Everyone loves a good mini game and Oceanhorn: Monsters Of Uncharted Seas has a cracker. Finding a fishing rod opens up the world of fishing to you and you can continue to fish throughout the game. There might only be seven different kinds of fish in the game but it is something of a challenge to find and catch them all.
Mild RPG elements allow for a levelling up system which is both simple and a lot of fun. You level up by killing enemies and completing side quests. Each island also has its own sets of side objectives, each with its own achievement, and each completed objective will give you bonus XP that allows you to level up faster and gain better rewards.

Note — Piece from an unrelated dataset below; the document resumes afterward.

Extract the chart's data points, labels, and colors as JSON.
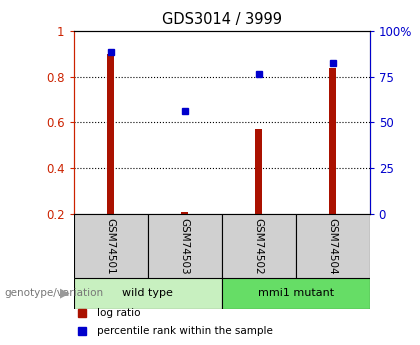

Oceanhorn: Monsters of Uncharted Seas won’t be winning any awards for its story but really this is only a side issue here. The story serves to kick off your adventure, and then it’s all about the exploring and adventuring.
One of the most endearing features of the game is its soundtrack. The music is alive to on-0screen events, soothing at times whilst increasing the tension at just the right moments. Couple this with fantastic camera work – you won’t find your view been obscured by a random tree here – and you have a thoroughly enjoyable cinematic cartoon experience.
For most people Oceanhorn: Monster of Uncharted Seas will take around ten hours to finish and is fun for both kids and adults. It will charm and engage throughout, just as long as you’re not looking for too much depth or twisting narrative.
Oceanhorn: Monsters of Uncharted Seas is available from the Store, priced £11.99.
A thoroughly engaging adventure despite a misleading title and a thin story.
Oceanhorn: Monsters of Uncharted Seas is a good looking game for both children and adults. You won’t find too much of a challenge here but with beautiful visuals and soundtrack this could be a fun way to pass a rainy afternoon.